The author is very kind to the readers and, usually, there is no gaps in his proofs in this book.
But I felt a small gap in the proof of 3.108 above.
I felt the following fact is not so obvious.

Fact 1:
If $$(\operatorname{range} T)^0=\{0\}$$, then $$\operatorname{range} T=W$$.

Proof:
Assume that $$(\operatorname{range} T)^0=\{0\}$$ but $$\operatorname{range} T\neq W$$.
Then, $$\dim \operatorname{range} T < \dim W$$.
Let $$v_1,\dots,v_k$$ be a basis of $$\operatorname{range} T$$.
Let $$v_1,\dots,v_k,\dots,v_l$$ be a basis of $$W$$ ($$k).
Let $$\varphi\in W'$$ be a linear functional such that
$$\varphi(v_i)=0$$ for all $$i\in\{1,\dots,l-1\}$$ and
$$\varphi(v_l)=1$$.
Then, $$\varphi\neq 0$$ and $$\varphi(v)=0$$ for any $$v\in\operatorname{range} T$$.
So, $$0\neq\varphi\in(\operatorname{range} T)^0$$.

Does the above fact immediately follow from some famous result?
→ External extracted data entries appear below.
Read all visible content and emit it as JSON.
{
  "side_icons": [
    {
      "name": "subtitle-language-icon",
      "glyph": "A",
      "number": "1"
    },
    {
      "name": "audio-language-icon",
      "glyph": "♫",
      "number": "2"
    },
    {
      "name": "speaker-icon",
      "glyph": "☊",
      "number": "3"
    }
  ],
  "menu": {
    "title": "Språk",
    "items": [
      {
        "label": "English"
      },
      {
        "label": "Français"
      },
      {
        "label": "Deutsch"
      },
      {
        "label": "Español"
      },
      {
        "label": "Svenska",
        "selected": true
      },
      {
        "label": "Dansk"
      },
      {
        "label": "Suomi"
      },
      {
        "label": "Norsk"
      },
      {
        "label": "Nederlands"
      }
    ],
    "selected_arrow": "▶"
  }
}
By the way, the author commented about 3.107(a) as follows:

The proof of part (a) of the result below does not use the hypothesis that $$V$$ and $$W$$ are finite-dimensional.

And in 3.108, the author assumed that $$V$$ and $$W$$ are finite-dimensional.
So, we need to use the assumption that $$V$$ and $$W$$ are finite-dimensional in the proof of 3.108.

I guess we need to use the assumption that $$W$$ is finite-dimensional to prove Fact 1 above.

I guess we don't need the assumption that $$V$$ is finite-dimensional to prove 3.108.

3.106 Suppose $$V$$ is finite-dimensional and $$U$$ is a subspace of $$V$$. Then $$\dim U+\dim U^0=\dim V.$$